Many analysts now believe that additional lockdowns could be avoided as a result.
“The market certainly — and this morning is another indication — is kind of looking past the [Omicron] variant as something that’s going to be slowing down economic activity, but we’re still not completely out of the pandemic,” said Goldman Sachs CEO David Solomon this morning.
Megan Horneman, director of portfolio strategy at Verdence Capital Advisors, agreed with Solomon’s take.
“There tends to be, especially with Covid, a lot of knee jerk reactions,” she explained.
“People react before they even know what the what the variant is, how transmissible it is or where the vaccines can help against it […] It looks like Omicron isn’t going to cause more of these global types of lockdowns or shutdowns that some were thinking might happen.”
Pfizer (NYSE: PFE) CEO Albert Bourla, on the other hand, said Omicron could potentially be a major obstacle. Even worse, Bourla warned that it may lead to additional mutations.
“I don’t think it’s good news to have something that spreads fast,” Bourla remarked.
“Spreads fast means it will be in billions of people and another mutation may come. You don’t want that.”
Pfizer, of course, has a vested interest in playing up Covid fears. Their vaccine is by far the most popular choice worldwide. If Covid goes away, so too does a newfound Pfizer “cash cow” that the company was hoping would provide a long-term stream of additional revenue.
Bourla would never admit it, but Covid is big business for Pfizer. Especially if it continues to mutate, prompting new government mandates that force people to take boosters each year, if not multiple times per year, for decades to come.
However, today’s major equity surge likely has less to do with Omicron and more to do with a “short squeeze” that began early this morning. Goldman analysts observed that, over the last two weeks, the market endured its “largest 10-day net selling in US equities since Apr ’20 led by Macro Products as well as Info Tech/Consumer Disc stocks” before adding that “North America and to a lesser extent EM regions were the most net sold, while DM Asia was net bought driven by short covers.”
In plain English, that means the majority of the recent dip was driven by short sales, which outpaced long sales 9-to-1. US equities were net sold 7 out of the last 10 days, hitting a level unseen since April 2020 following the early stages of the Covid pandemic.

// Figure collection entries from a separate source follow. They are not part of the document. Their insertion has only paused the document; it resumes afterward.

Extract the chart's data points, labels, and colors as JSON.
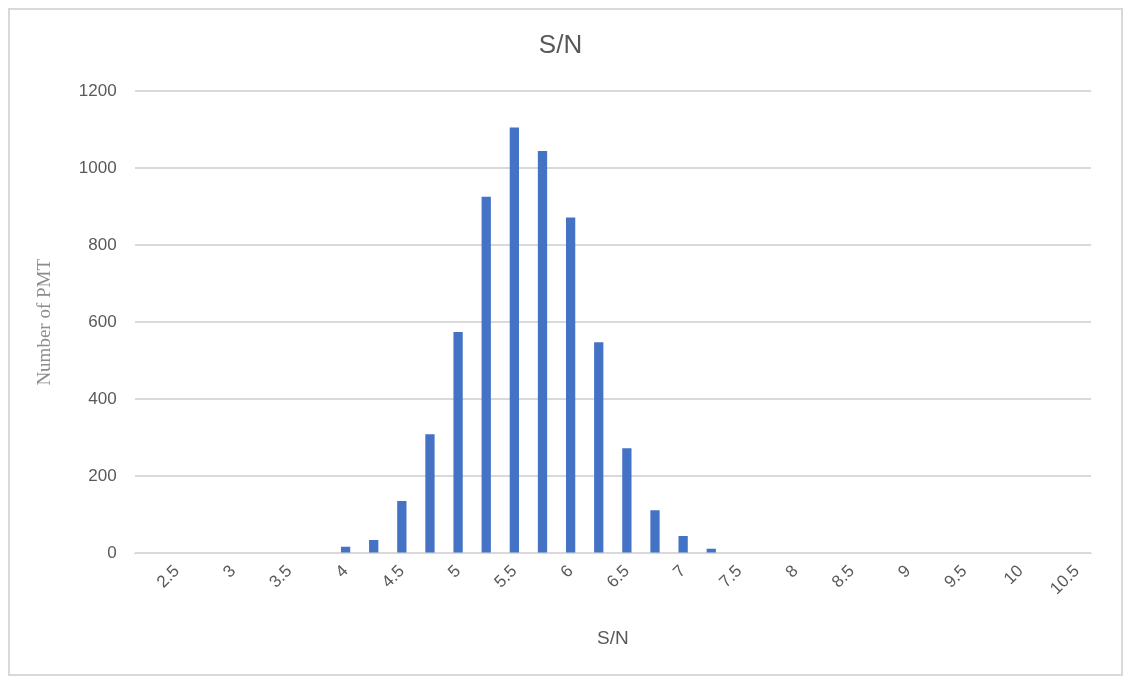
{
  "chart_data": {
    "type": "bar",
    "title": "S/N",
    "xlabel": "S/N",
    "ylabel": "Number of PMT",
    "categories": [
      null,
      "2.5",
      null,
      "3",
      null,
      "3.5",
      null,
      "4",
      null,
      "4.5",
      null,
      "5",
      null,
      "5.5",
      null,
      "6",
      null,
      "6.5",
      null,
      "7",
      null,
      "7.5",
      null,
      "8",
      null,
      "8.5",
      null,
      "9",
      null,
      "9.5",
      null,
      "10",
      null,
      "10.5"
    ],
    "values": [
      0,
      0,
      0,
      0,
      0,
      0,
      0,
      17,
      35,
      136,
      309,
      575,
      926,
      1106,
      1045,
      872,
      548,
      273,
      112,
      45,
      12,
      0,
      0,
      0,
      0,
      0,
      0,
      0,
      0,
      0,
      0,
      0,
      0,
      0
    ],
    "color": "#4472c4",
    "ylim": [
      0,
      1200
    ],
    "yticks": [
      0,
      200,
      400,
      600,
      800,
      1000,
      1200
    ],
    "grid": "y",
    "legend": false
  }
}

Today, short-sellers began to cover their shorts en masse, leading to a major run higher at the open as shorts quickly liquidated.

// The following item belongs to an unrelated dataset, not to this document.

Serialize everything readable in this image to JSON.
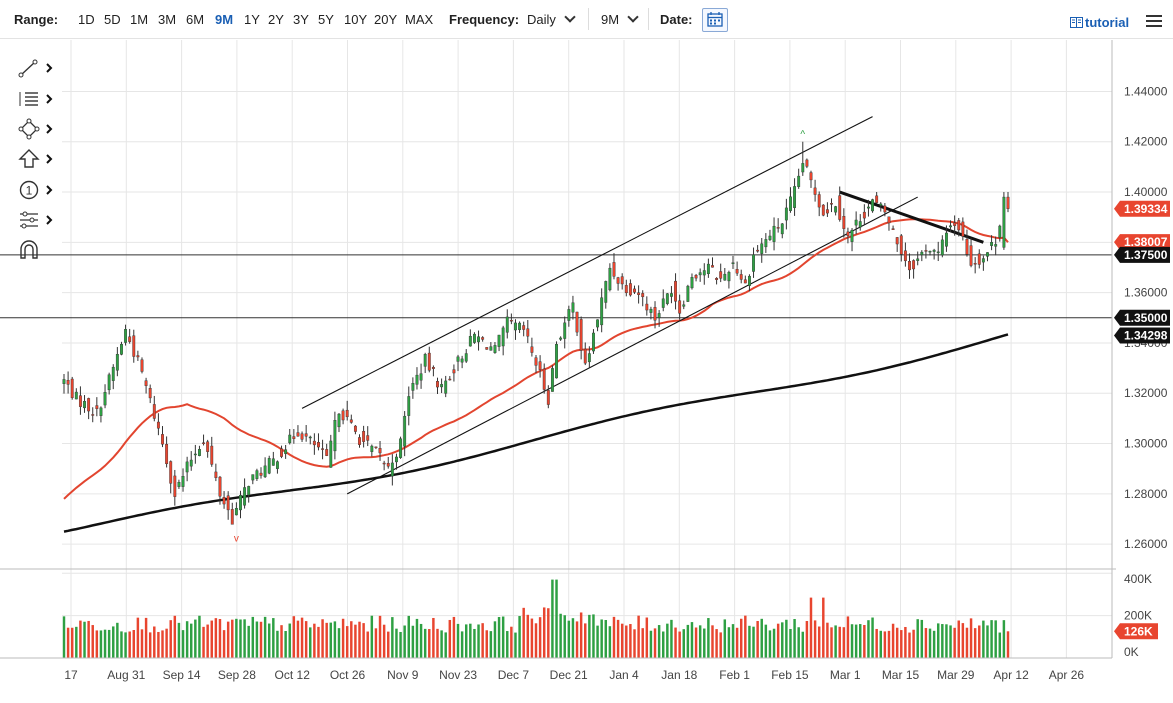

And while that’s good news for dip-buyers, it also calls into question whether stocks will continue to rise or if the shorts will simply put on new bearish positions tomorrow. If the S&P’s going to confirm another rally, it will have to trade above today’s high in the coming days to do so.
If it doesn’t, expect another run lower as “smart money” shorts pile back in and retail traders are left holding the bag.